O capitalismo industrial que Marx descrevia no Volume 1 do Capital está sendo desmantelado. Ele considerava que o destino histórico do capitalismo era libertar as economias do legado do feudalismo: uma classe hereditária de senhores da guerra que impunha uma renda da terra (por meio de tributos) e da banca (via juros). Ele pensava que na medida em que o capitalismo industrial evoluísse rumo a uma administração esclarecida, e na verdade rumo ao socialismo, a finança usurária, predatória, seria eliminada, suprimindo-se o rendimento rentista, economicamente e socialmente desnecessário: renda da terra, juros financeiros e taxas relativas a crédito improdutivo. Adam Smith, David Ricardo, John Stuart Mill, Joseph Proudon e seus companheiros economistas clássicos analisaram este fenômeno e Marx resumiu sua discussão nos Volume II e III do Capital e no seu livro paralelo Teorias da mais-valia, que trata da renda econômica e da matemática do juro composto, o qual leva a que a dívida cresça exponencialmente a uma taxa mais alta do que o resto da economia.
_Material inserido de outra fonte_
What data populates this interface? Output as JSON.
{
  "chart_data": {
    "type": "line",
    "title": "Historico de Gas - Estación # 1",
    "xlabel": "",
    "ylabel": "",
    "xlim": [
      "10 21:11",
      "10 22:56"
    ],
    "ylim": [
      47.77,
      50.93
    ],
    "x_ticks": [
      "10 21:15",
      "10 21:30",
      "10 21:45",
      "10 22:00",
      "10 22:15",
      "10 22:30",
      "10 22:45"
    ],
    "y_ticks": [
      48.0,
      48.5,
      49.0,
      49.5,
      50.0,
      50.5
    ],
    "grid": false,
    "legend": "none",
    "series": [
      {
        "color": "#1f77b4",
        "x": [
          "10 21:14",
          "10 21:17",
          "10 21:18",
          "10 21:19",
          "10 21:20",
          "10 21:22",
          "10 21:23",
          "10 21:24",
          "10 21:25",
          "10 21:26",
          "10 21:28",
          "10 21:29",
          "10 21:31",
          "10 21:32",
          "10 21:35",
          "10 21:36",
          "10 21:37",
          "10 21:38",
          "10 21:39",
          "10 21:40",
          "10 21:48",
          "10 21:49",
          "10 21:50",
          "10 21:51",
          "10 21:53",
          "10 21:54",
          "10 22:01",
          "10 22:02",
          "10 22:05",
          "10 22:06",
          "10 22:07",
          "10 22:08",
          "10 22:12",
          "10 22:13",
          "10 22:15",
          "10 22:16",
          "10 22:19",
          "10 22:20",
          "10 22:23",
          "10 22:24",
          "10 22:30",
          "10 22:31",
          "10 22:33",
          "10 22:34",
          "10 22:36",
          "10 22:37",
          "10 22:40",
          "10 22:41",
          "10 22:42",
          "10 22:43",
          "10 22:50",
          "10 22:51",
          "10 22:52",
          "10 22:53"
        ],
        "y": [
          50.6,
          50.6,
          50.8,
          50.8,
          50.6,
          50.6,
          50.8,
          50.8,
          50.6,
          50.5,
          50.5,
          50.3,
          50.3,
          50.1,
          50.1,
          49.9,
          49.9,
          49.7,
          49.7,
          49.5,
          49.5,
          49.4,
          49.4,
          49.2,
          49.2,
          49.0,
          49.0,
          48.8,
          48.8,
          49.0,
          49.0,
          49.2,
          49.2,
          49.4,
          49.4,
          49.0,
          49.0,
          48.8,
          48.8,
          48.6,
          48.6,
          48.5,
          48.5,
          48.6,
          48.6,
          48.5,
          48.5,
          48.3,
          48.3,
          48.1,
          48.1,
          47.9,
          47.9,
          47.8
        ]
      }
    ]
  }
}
Entretanto, Marx dedicou o Volume I do Capital à característica mais óbvia do capitalismo industrial: o impulso para obter lucros por meio do investimento em meios de produção para empregar trabalho assalariado a fim de produzir bens e serviços para vender com uma margem superior ao que se pagava ao trabalho. Analisando o valor excedente pelo ajustamento das taxas de lucro para levar em conta gastos com a fábrica, equipamento e materiais (a “composição orgânica do capital”), Marx descreveu um fluxo circular no qual patrões capitalistas pagam salários aos seus trabalhadores e investem seus lucros na fábrica e em equipamentos com o excedente não pago aos empregados.

O capitalismo financeiro corroeu este núcleo da circulação entre trabalho e capital industrial. Grande parte do meio-oeste dos Estados Unidos [uma região antes intensamente industrializada] transformou-se num “cinturão de ferrugem”. Ao invés de o setor financeiro evoluir para financiar investimento de capital na manufactura, a indústria está sendo financeirizada. A obtenção de ganhos econômicos por via financeira, primariamente pela alavancagem da dívida, ultrapassa de longe os lucros alcançados pela contratação de empregados para produzir bens e serviços.
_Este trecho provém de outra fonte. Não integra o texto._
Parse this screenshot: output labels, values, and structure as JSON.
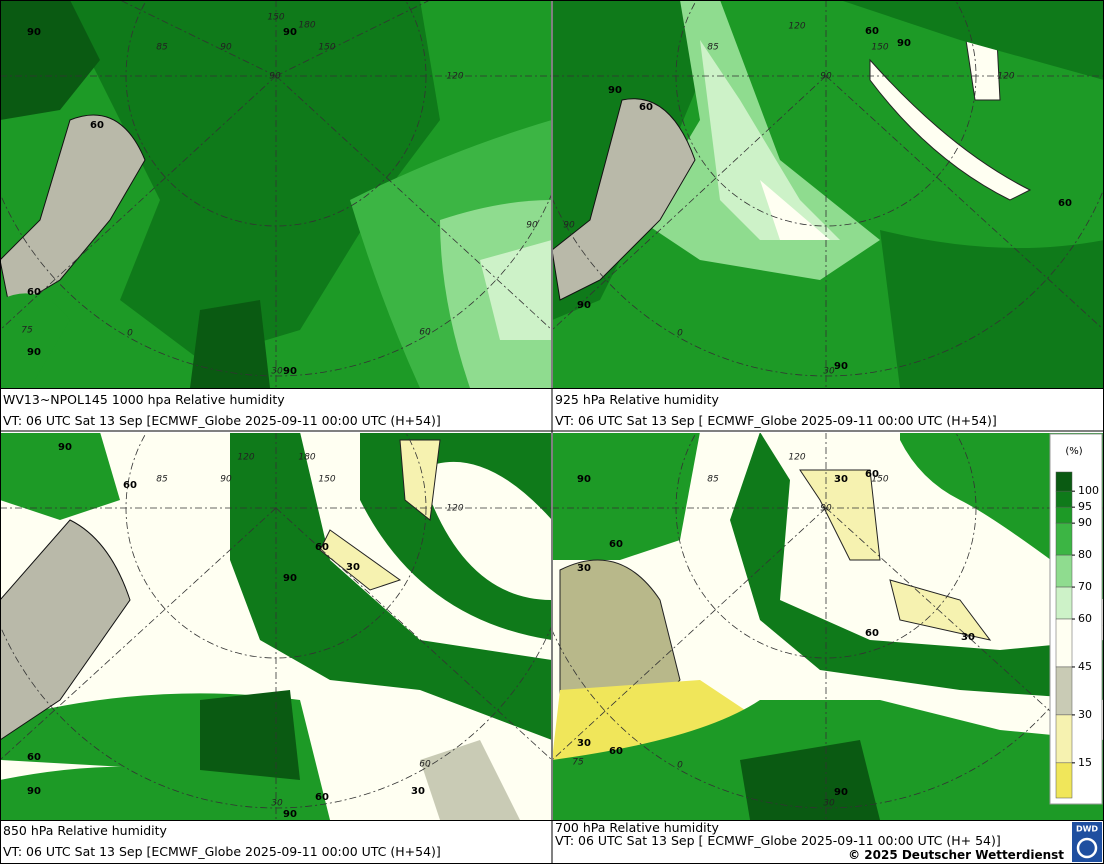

A aliança do capitalismo dos bancos com a indústria
para promover reforma política democrática

O capitalismo nos dias de Marx ainda continha muitas sobrevivências do feudalismo, mais notavelmente uma classe hereditária de senhores da terra que viviam de rendas da terra, a maior parte das quais era gasta improdutivamente com serviçais e luxos, não para obter lucro.

Estas rendas tinham tido origem num imposto. Vinte anos após a Conquista Normanda, Guilherme o Conquistador ordenou a compilação do [censo territorial] Domesday Book em 1086 para calcular o rendimento (yield) que podia ser extraído como imposto das terras inglesas que ele e os seus companheiros haviam capturado. Como resultado das exigências fiscais prepotentes do Rei João, a Revolta dos Barões (1215-17) e a sua Carta Magna permitiram aos principais senhores da guerra obter grande parte desta renda para si próprios. Marx explicou que o capitalismo industrial era politicamente radical ao procurar libertar-se do fardo de ter de suportar esta classe privilegiada de senhores da terra, a receber rendimentos sem qualquer base no valor de custo ou do próprio empreendimento.

Os industriais procuravam ganhar mercados através de cortes de custos abaixo daqueles dos seus competidores. Aquele objecivo exigia libertar toda a economia das “faux frais” [falsas despesas] de produção, encargos socialmente desnecessários embutidos no custo de vida e de fazer negócio. A renda econômica clássica era definida como o excesso de preço acima do valor de custo intrínseco, este último sendo em última análise redutível aos custos do trabalho. O trabalho produtivo era definido como aquele empregado para criar um lucro, em contraste com os serviçais e criados (cocheiros, mordomos, cozinheiros, etc.), com os quais os senhores da terra gastavam grande parte da sua renda.